Istilahnya, , gitchu.. Hehehehe.
Tapi, lain hal jika memang sudah kepepet, ambil saja (menurut saya, sih). Tapi ya kayaknya perlu, deh untuk pasang
niat, “Ni, duit kupinjam dulu, ntar kalau dapat gantinya baru kuganti”…
Iya kalo cuman Rp.
10.000,-, gimana kalau sejuta. Kapan gantinya. Hihihihi
Yah, begitulah hidup.
Satu hal yang barangkali perlu kita ingat, ini khusus untuk
para perokok (termasuk saya- hehehe),
untuk beli rokok, kok bisa, ya? Ini yang membingungkan saya.

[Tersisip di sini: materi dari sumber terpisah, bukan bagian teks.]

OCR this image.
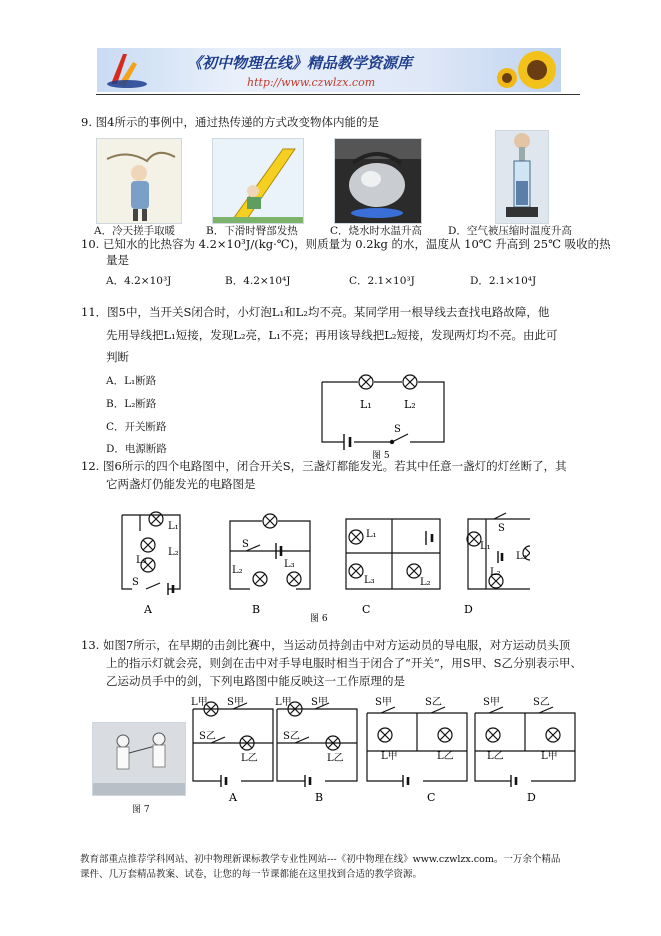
《初中物理在线》精品教学资源库
http://www.czwlzx.com
9. 图4所示的事例中，通过热传递的方式改变物体内能的是
A．冷天搓手取暖	B．下滑时臀部发热	C．烧水时水温升高 D．空气被压缩时温度升高
10. 已知水的比热容为 4.2×10³J/(kg·℃)，则质量为 0.2kg 的水，温度从 10℃ 升高到 25℃ 吸收的热
量是
A．4.2×10³J	B．4.2×10⁴J	C．2.1×10³J	D．2.1×10⁴J
11．图5中，当开关S闭合时，小灯泡L₁和L₂均不亮。某同学用一根导线去查找电路故障，他
先用导线把L₁短接，发现L₂亮，L₁不亮；再用该导线把L₂短接，发现两灯均不亮。由此可
判断
A．L₁断路
B．L₂断路
C．开关断路
D．电源断路
L₁	L₂
S
图 5
12. 图6所示的四个电路图中，闭合开关S，三盏灯都能发光。若其中任意一盏灯的灯丝断了，其
它两盏灯仍能发光的电路图是
L₁
L₂
L₃
S
S
L₂
L₃
L₁
L₃	L₂
L₁
S
L₃
L₂
A	B	C	D
图 6
13. 如图7所示，在早期的击剑比赛中，当运动员持剑击中对方运动员的导电服，对方运动员头顶
上的指示灯就会亮，则剑在击中对手导电服时相当于闭合了“开关”，用S甲、S乙分别表示甲、
乙运动员手中的剑，下列电路图中能反映这一工作原理的是
图 7
L甲 S甲
S乙
L乙
L甲 S甲
S乙
L乙
S甲	S乙
L甲	L乙
S甲	S乙
L乙	L甲
A	B	C	D
教育部重点推荐学科网站、初中物理新课标教学专业性网站---《初中物理在线》www.czwlzx.com。一万余个精品
课件、几万套精品教案、试卷，让您的每一节课都能在这里找到合适的教学资源。
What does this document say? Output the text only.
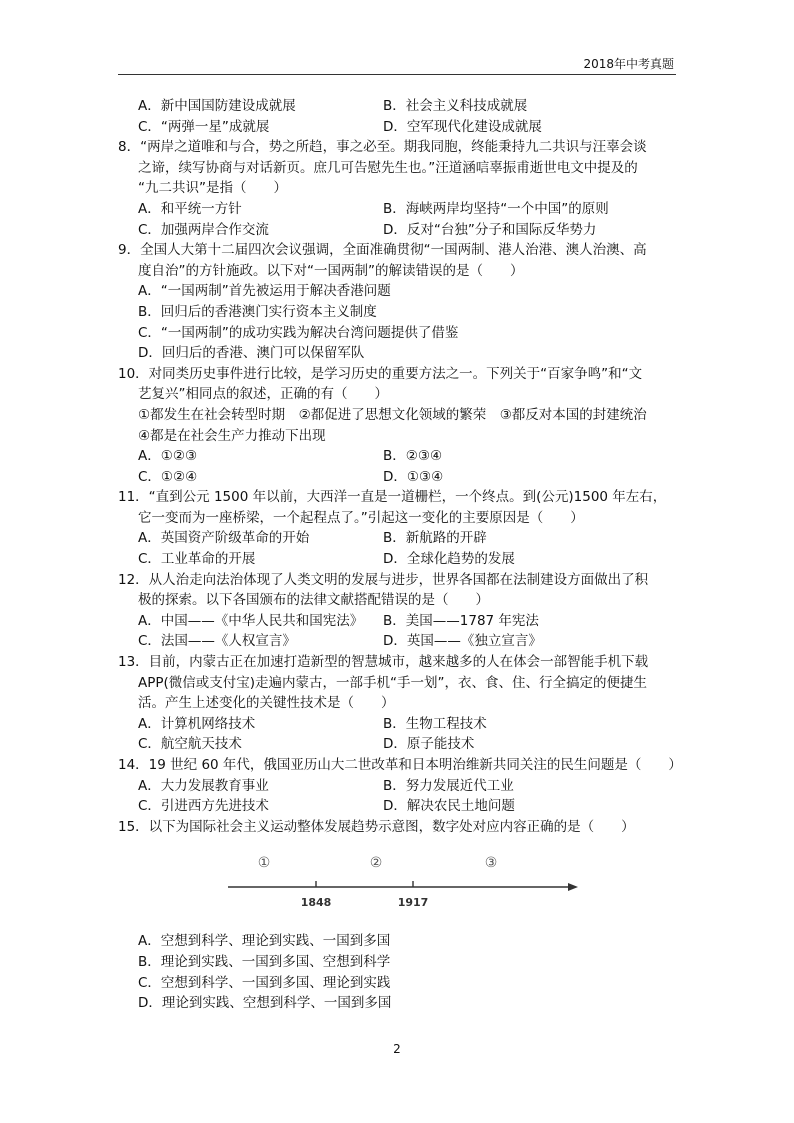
2018年中考真题
A．新中国国防建设成就展	B．社会主义科技成就展
C．“两弹一星”成就展	D．空军现代化建设成就展
8．“两岸之道唯和与合，势之所趋，事之必至。期我同胞，终能秉持九二共识与汪辜会谈
之谛，续写协商与对话新页。庶几可告慰先生也。”汪道涵唁辜振甫逝世电文中提及的
“九二共识”是指（　　）
A．和平统一方针	B．海峡两岸均坚持“一个中国”的原则
C．加强两岸合作交流	D．反对“台独”分子和国际反华势力
9．全国人大第十二届四次会议强调，全面准确贯彻“一国两制、港人治港、澳人治澳、高
度自治”的方针施政。以下对“一国两制”的解读错误的是（　　）
A．“一国两制”首先被运用于解决香港问题
B．回归后的香港澳门实行资本主义制度
C．“一国两制”的成功实践为解决台湾问题提供了借鉴
D．回归后的香港、澳门可以保留军队
10．对同类历史事件进行比较，是学习历史的重要方法之一。下列关于“百家争鸣”和“文
艺复兴”相同点的叙述，正确的有（　　）
①都发生在社会转型时期　②都促进了思想文化领域的繁荣　③都反对本国的封建统治
④都是在社会生产力推动下出现
A．①②③	B．②③④
C．①②④	D．①③④
11．“直到公元 1500 年以前，大西洋一直是一道栅栏，一个终点。到(公元)1500 年左右，
它一变而为一座桥梁，一个起程点了。”引起这一变化的主要原因是（　　）
A．英国资产阶级革命的开始	B．新航路的开辟
C．工业革命的开展	D．全球化趋势的发展
12．从人治走向法治体现了人类文明的发展与进步，世界各国都在法制建设方面做出了积
极的探索。以下各国颁布的法律文献搭配错误的是（　　）
A．中国——《中华人民共和国宪法》	B．美国——1787 年宪法
C．法国——《人权宣言》	D．英国——《独立宣言》
13．目前，内蒙古正在加速打造新型的智慧城市，越来越多的人在体会一部智能手机下载
APP(微信或支付宝)走遍内蒙古，一部手机“手一划”，衣、食、住、行全搞定的便捷生
活。产生上述变化的关键性技术是（　　）
A．计算机网络技术	B．生物工程技术
C．航空航天技术	D．原子能技术
14．19 世纪 60 年代，俄国亚历山大二世改革和日本明治维新共同关注的民生问题是（　　）
A．大力发展教育事业	B．努力发展近代工业
C．引进西方先进技术	D．解决农民土地问题
15．以下为国际社会主义运动整体发展趋势示意图，数字处对应内容正确的是（　　）
①	②	③
1848	1917
A．空想到科学、理论到实践、一国到多国
B．理论到实践、一国到多国、空想到科学
C．空想到科学、一国到多国、理论到实践
D．理论到实践、空想到科学、一国到多国
2
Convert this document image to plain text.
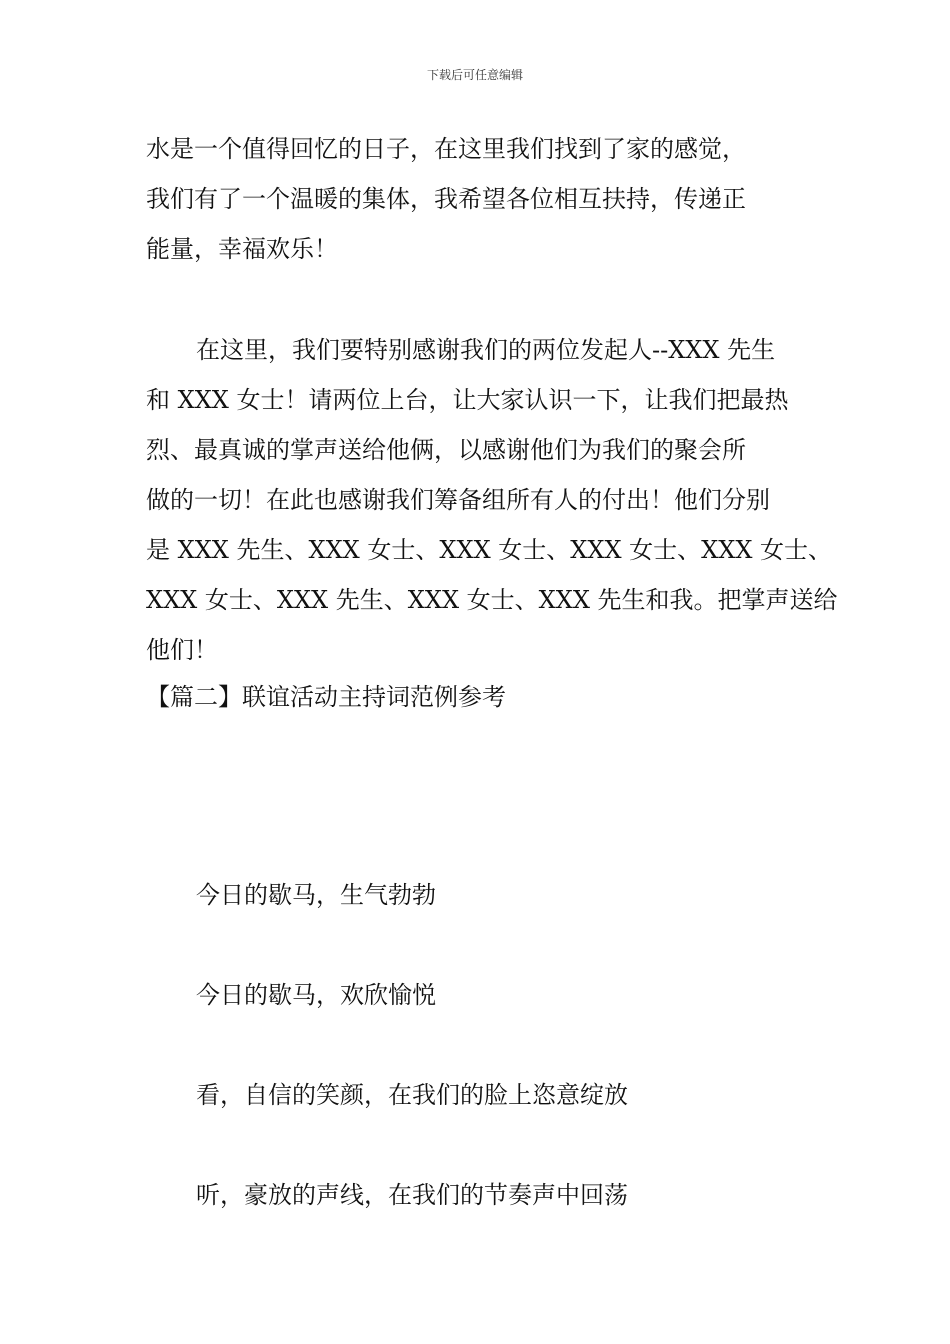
下载后可任意编辑
水是一个值得回忆的日子，在这里我们找到了家的感觉，
我们有了一个温暖的集体，我希望各位相互扶持，传递正
能量，幸福欢乐！
在这里，我们要特别感谢我们的两位发起人--XXX 先生
和 XXX 女士！请两位上台，让大家认识一下，让我们把最热
烈、最真诚的掌声送给他俩，以感谢他们为我们的聚会所
做的一切！在此也感谢我们筹备组所有人的付出！他们分别
是 XXX 先生、XXX 女士、XXX 女士、XXX 女士、XXX 女士、
XXX 女士、XXX 先生、XXX 女士、XXX 先生和我。把掌声送给
他们！
【篇二】联谊活动主持词范例参考
今日的歇马，生气勃勃
今日的歇马，欢欣愉悦
看，自信的笑颜，在我们的脸上恣意绽放
听，豪放的声线，在我们的节奏声中回荡
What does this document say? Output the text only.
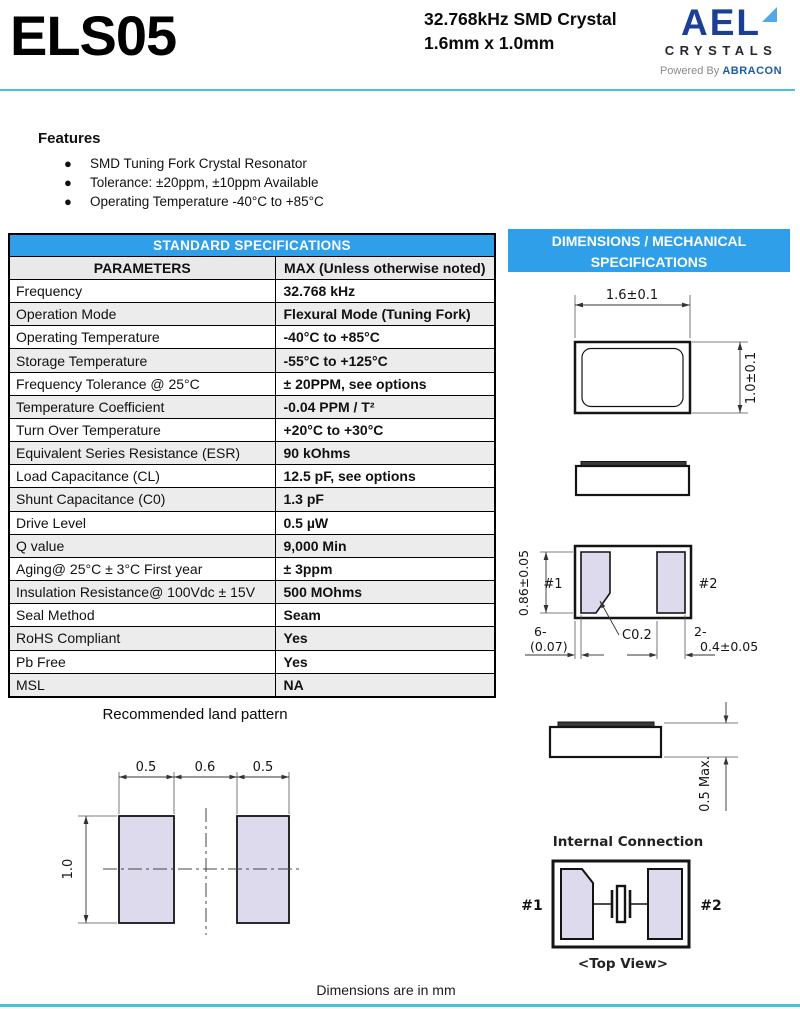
ELS05	32.768kHz SMD Crystal
1.6mm x 1.0mm	AEL
CRYSTALS
Powered By ABRACON
Features
● SMD Tuning Fork Crystal Resonator
● Tolerance: ±20ppm, ±10ppm Available
● Operating Temperature -40°C to +85°C
STANDARD SPECIFICATIONS	
PARAMETERS	MAX (Unless otherwise noted)
Frequency	32.768 kHz
Operation Mode	Flexural Mode (Tuning Fork)
Operating Temperature	-40°C to +85°C
Storage Temperature	-55°C to +125°C
Frequency Tolerance @ 25°C	± 20PPM, see options
Temperature Coefficient	-0.04 PPM / T²
Turn Over Temperature	+20°C to +30°C
Equivalent Series Resistance (ESR)	90 kOhms
Load Capacitance (CL)	12.5 pF, see options
Shunt Capacitance (C0)	1.3 pF
Drive Level	0.5 µW
Q value	9,000 Min
Aging@ 25°C ± 3°C First year	± 3ppm
Insulation Resistance@ 100Vdc ± 15V	500 MOhms
Seal Method	Seam
RoHS Compliant	Yes
Pb Free	Yes
MSL	NA
DIMENSIONS / MECHANICAL
SPECIFICATIONS
1.6±0.1
1.0±0.1
#1	#2
0.86±0.05
6-
(0.07)
2-
0.4±0.05
C0.2
0.5 Max.
Internal Connection
#1	#2
<Top View>
Recommended land pattern
0.5	0.6	0.5
1.0
Dimensions are in mm
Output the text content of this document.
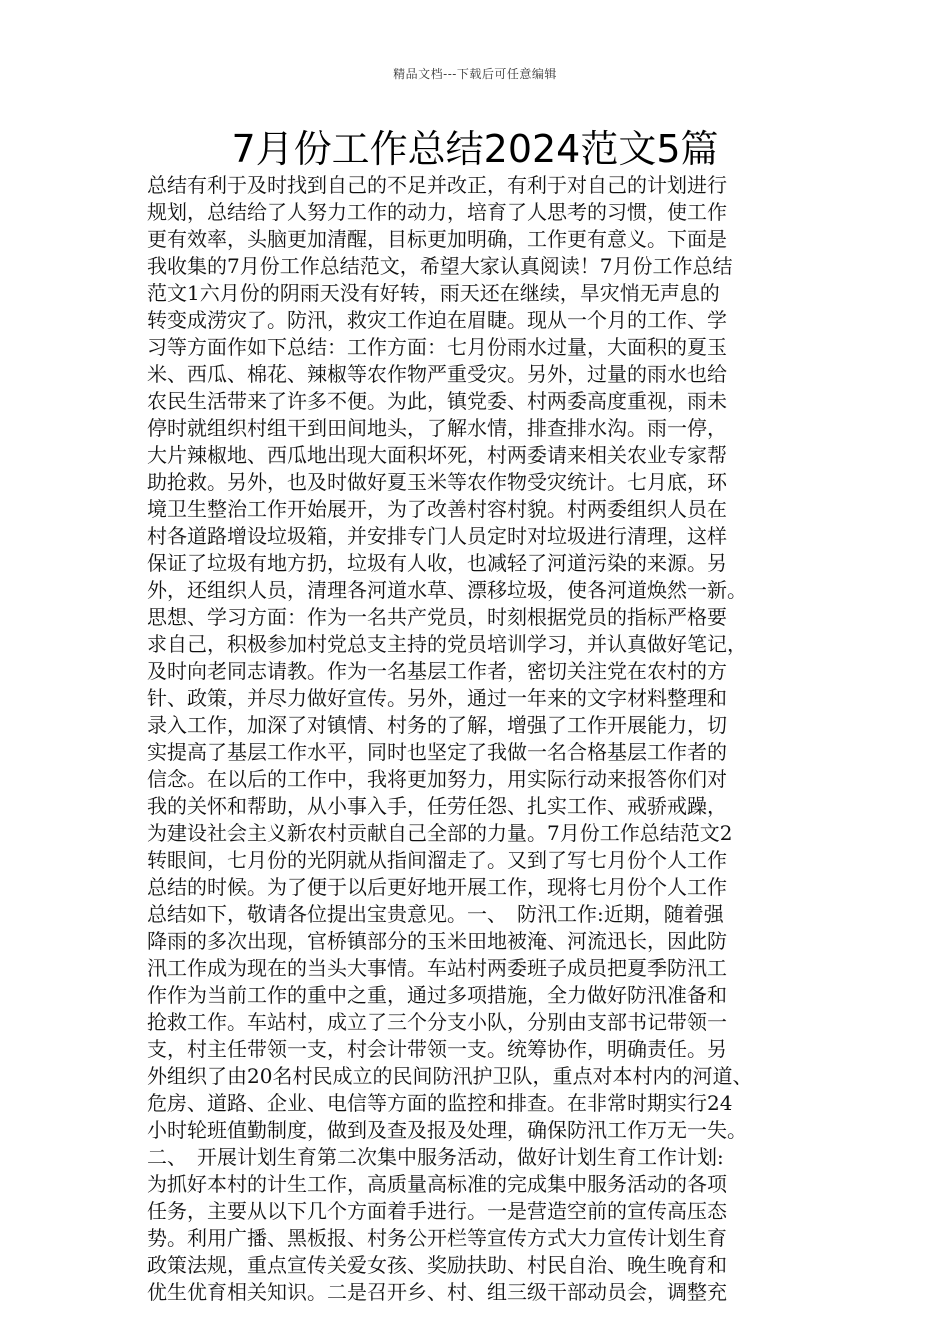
精品文档---下载后可任意编辑
7月份工作总结2024范文5篇
总结有利于及时找到自己的不足并改正，有利于对自己的计划进行
规划，总结给了人努力工作的动力，培育了人思考的习惯，使工作
更有效率，头脑更加清醒，目标更加明确，工作更有意义。下面是
我收集的7月份工作总结范文，希望大家认真阅读！7月份工作总结
范文1六月份的阴雨天没有好转，雨天还在继续，旱灾悄无声息的
转变成涝灾了。防汛，救灾工作迫在眉睫。现从一个月的工作、学
习等方面作如下总结：工作方面：七月份雨水过量，大面积的夏玉
米、西瓜、棉花、辣椒等农作物严重受灾。另外，过量的雨水也给
农民生活带来了许多不便。为此，镇党委、村两委高度重视，雨未
停时就组织村组干到田间地头，了解水情，排查排水沟。雨一停，
大片辣椒地、西瓜地出现大面积坏死，村两委请来相关农业专家帮
助抢救。另外，也及时做好夏玉米等农作物受灾统计。七月底，环
境卫生整治工作开始展开，为了改善村容村貌。村两委组织人员在
村各道路增设垃圾箱，并安排专门人员定时对垃圾进行清理，这样
保证了垃圾有地方扔，垃圾有人收，也减轻了河道污染的来源。另
外，还组织人员，清理各河道水草、漂移垃圾，使各河道焕然一新。
思想、学习方面：作为一名共产党员，时刻根据党员的指标严格要
求自己，积极参加村党总支主持的党员培训学习，并认真做好笔记，
及时向老同志请教。作为一名基层工作者，密切关注党在农村的方
针、政策，并尽力做好宣传。另外，通过一年来的文字材料整理和
录入工作，加深了对镇情、村务的了解，增强了工作开展能力，切
实提高了基层工作水平，同时也坚定了我做一名合格基层工作者的
信念。在以后的工作中，我将更加努力，用实际行动来报答你们对
我的关怀和帮助，从小事入手，任劳任怨、扎实工作、戒骄戒躁，
为建设社会主义新农村贡献自己全部的力量。7月份工作总结范文2
转眼间，七月份的光阴就从指间溜走了。又到了写七月份个人工作
总结的时候。为了便于以后更好地开展工作，现将七月份个人工作
总结如下，敬请各位提出宝贵意见。一、　防汛工作:近期，随着强
降雨的多次出现，官桥镇部分的玉米田地被淹、河流迅长，因此防
汛工作成为现在的当头大事情。车站村两委班子成员把夏季防汛工
作作为当前工作的重中之重，通过多项措施，全力做好防汛准备和
抢救工作。车站村，成立了三个分支小队，分别由支部书记带领一
支，村主任带领一支，村会计带领一支。统筹协作，明确责任。另
外组织了由20名村民成立的民间防汛护卫队，重点对本村内的河道、
危房、道路、企业、电信等方面的监控和排查。在非常时期实行24
小时轮班值勤制度，做到及查及报及处理，确保防汛工作万无一失。
二、　开展计划生育第二次集中服务活动，做好计划生育工作计划:
为抓好本村的计生工作，高质量高标准的完成集中服务活动的各项
任务，主要从以下几个方面着手进行。一是营造空前的宣传高压态
势。利用广播、黑板报、村务公开栏等宣传方式大力宣传计划生育
政策法规，重点宣传关爱女孩、奖励扶助、村民自治、晚生晚育和
优生优育相关知识。二是召开乡、村、组三级干部动员会，调整充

Bayangkan aja, jika harga rokok Rp.
10.000,-, dan dalam sehari kita perlu satu bungkus, hitungan sebulan paling
nggak dah Rp. 300.000,-. Tapi, untuk
kebutuhan lain, suuuusaaaahnya amit-amit.
Nah, lho!
Pergi shalat Jum’at, kotak amal lewat. Merogoh saku, yang keluar gambar
Soekarno-Hatta, “Minggir, yang kuambil bukan kamu”. Masukkan lagi ke dalam saku. Rogoh lagi, keluar warna biru, gambar
Jenderal Sudirman, masukkkan lagi,”Heh, bukan jatahmu!”. Akhirnya dapat Rp. 1.000,- yo masih cari yang
Rp. 500… Akhirnya, plung! (aku, nih- hehehe)
Ada lagi, pergi Jum’atan pake baju Taqwa, saku kiri diisi Rp.
50.000, yang kanan diisi Rp. 1.000,-
Rencananya setelah Jum’atan mau ke warung, ngopi.
Di mesjid, duduk bersila, tiba-tiba kotak amal lewat, terkaget-kaget
rogoh saku, ngambil duit ga liat-liat sambil ditutupi tangan masukkan tuh duit ke kotak amal. Selesai Jum’atan langsung ke warung,
ngopi-ngopi. Ketika habis minum kopi, berdiri
pulang sambil ngerogoh saku mau bayar tuh kopi, sreeeet! ”Astagfirullahal ‘adzim”…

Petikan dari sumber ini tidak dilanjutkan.